71. The method of claim 68, wherein between 16 to 19 amino acids are represented at each randomized residue position.

72. The method of claim 68, wherein 16 amino acids are represented at each randomized residue position.

73. The method of claim 48, wherein the primary libraries are expressed in vitro.

74. The method of claim 48, wherein the primary libraries are expressed in expression systems selected from the group consisting of eukaryotic, prokaryotic and viral expression systems.

75. The method of claim 74, wherein the primary libraries are expressed in bacteria.

76. The method of claim 48, wherein incubation of the primary libraries is performed in vitro.

77. The method of claim 48, wherein incubation of the primary libraries is performed within a prokaryotic or eukaryotic cell.

78. The method of claim 77, wherein the incubation is performed within a bacterial cell.

79. The method of claim 48, wherein the isolated pools of nucleic acid sequences are recombined to produce a secondary library by PCR-mediated recombination.

80. The method of claim 48, wherein the secondary library is expressed in vitro.

81. The method of claim 48, wherein the secondary library is expressed in an expression system selected from the group consisting of a eukaryotic, prokaryotic and viral expression system.

82. The method of claim 81, wherein the secondary library is expressed in bacteria.

83. The method of claim 48, wherein incubation of the secondary library with the sequence of interest is performed at high stringency to form a high-affinity binding complex.

84. The method of claim 48, wherein incubation of the secondary library is performed in vitro.

85. The method of claim 48, wherein incubation of the secondary library is performed within a prokaryotic or eukaryotic cell.

86. The method of claim 85, wherein the incubation of the secondary library is performed within a bacterial cell.

87. A method of regulating the expression of a gene comprising contacting a zinc finger polypeptide according to claim 48 with a sequence of interest in the gene to form a binding complex, such that expression of the gene is regulated.

88. A zinc finger polypeptide according to claim 48, wherein the zinc finger polypeptide is fused to one or more functional domains.

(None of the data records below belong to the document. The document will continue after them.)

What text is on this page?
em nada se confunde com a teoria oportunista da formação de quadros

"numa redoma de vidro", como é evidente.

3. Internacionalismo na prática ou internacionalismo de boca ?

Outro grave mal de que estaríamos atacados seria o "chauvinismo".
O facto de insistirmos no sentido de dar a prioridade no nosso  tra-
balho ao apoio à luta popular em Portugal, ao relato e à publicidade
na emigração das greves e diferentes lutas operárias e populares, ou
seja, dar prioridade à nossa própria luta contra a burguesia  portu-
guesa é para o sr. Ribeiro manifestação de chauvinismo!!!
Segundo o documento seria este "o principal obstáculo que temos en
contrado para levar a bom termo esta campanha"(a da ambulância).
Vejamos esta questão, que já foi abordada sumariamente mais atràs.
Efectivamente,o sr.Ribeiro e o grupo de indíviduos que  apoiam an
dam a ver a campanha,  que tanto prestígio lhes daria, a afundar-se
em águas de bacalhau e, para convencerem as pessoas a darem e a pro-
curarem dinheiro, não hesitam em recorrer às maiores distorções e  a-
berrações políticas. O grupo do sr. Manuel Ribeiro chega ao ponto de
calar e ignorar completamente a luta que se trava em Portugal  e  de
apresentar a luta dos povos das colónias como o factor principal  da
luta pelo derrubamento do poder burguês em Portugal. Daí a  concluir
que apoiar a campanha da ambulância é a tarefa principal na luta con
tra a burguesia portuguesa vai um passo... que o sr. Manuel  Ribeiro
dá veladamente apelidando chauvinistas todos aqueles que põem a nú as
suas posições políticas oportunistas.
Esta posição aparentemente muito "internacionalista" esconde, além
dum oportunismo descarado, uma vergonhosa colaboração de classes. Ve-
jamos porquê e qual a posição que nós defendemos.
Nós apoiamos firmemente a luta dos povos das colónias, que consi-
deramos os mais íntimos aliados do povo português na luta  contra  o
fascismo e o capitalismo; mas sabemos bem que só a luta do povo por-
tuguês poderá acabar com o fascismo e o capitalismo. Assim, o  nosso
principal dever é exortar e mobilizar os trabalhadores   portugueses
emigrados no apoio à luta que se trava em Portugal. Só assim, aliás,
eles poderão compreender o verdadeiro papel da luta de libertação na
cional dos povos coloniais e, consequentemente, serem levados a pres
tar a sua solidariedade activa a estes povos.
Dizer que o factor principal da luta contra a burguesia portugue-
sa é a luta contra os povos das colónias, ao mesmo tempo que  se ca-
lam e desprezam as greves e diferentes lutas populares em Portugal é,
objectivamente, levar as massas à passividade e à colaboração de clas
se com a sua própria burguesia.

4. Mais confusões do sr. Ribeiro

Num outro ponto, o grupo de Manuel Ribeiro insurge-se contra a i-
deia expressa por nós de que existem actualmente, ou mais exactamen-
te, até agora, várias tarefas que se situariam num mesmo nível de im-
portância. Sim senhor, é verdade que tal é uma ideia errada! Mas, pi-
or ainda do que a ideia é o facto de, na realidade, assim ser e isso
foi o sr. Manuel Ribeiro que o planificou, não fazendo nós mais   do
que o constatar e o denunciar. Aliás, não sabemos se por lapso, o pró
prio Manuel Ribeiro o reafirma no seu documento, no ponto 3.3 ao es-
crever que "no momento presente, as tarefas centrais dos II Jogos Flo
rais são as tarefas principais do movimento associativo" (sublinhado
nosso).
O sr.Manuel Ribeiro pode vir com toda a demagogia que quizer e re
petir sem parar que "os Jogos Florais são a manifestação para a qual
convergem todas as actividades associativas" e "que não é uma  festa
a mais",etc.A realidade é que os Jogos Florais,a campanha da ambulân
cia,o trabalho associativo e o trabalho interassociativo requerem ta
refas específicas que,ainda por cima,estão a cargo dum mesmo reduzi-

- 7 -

89. A method of regulating the expression of a gene comprising contacting a zinc finger polypeptide according to claim 48 with a sequence of interest in the gene.

90. A zinc finger polypeptide according to claim 88 wherein the functional domain is selected from the group comprising transcriptional activation domain, transcriptional repressor domain, transcriptional silencing domain, acetylase domain, de-acetylase domain, methylation domain, de-methylation domain, kinase domain, phosphatase domain, dimerization domain, multimerization domain, nuclear localization domain, nuclease domain, endonuclease domain, resolvase domain and integrase domain.

91. A zinc finger polypeptide according to claim 88 wherein the functional domain is an endonuclease domain.

92. A method of regulating the expression of a gene comprising contacting a zinc finger polypeptide according to claim 89 with a sequence of interest in the gene to form a binding complex, such that expression of the gene is regulated.

93. A method of altering the structure of a gene comprising contacting a zinc finger polypeptide according to claim 90 with a sequence of interest in the gene to form a binding complex, such that the structure of the gene is altered.

94. A method of cleaving a sequence of interest comprising contacting a zinc finger polypeptide according to claim 91 with the sequence of interest to form a binding complex, such that the sequence of interest is cleaved.

95. A position-sensitive primary library comprising zinc finger polypeptides having one variable finger and at least one anchor finger, wherein the position of the variable finger is the same as the position of the corresponding zinc finger in a multi-finger zinc finger polypeptide.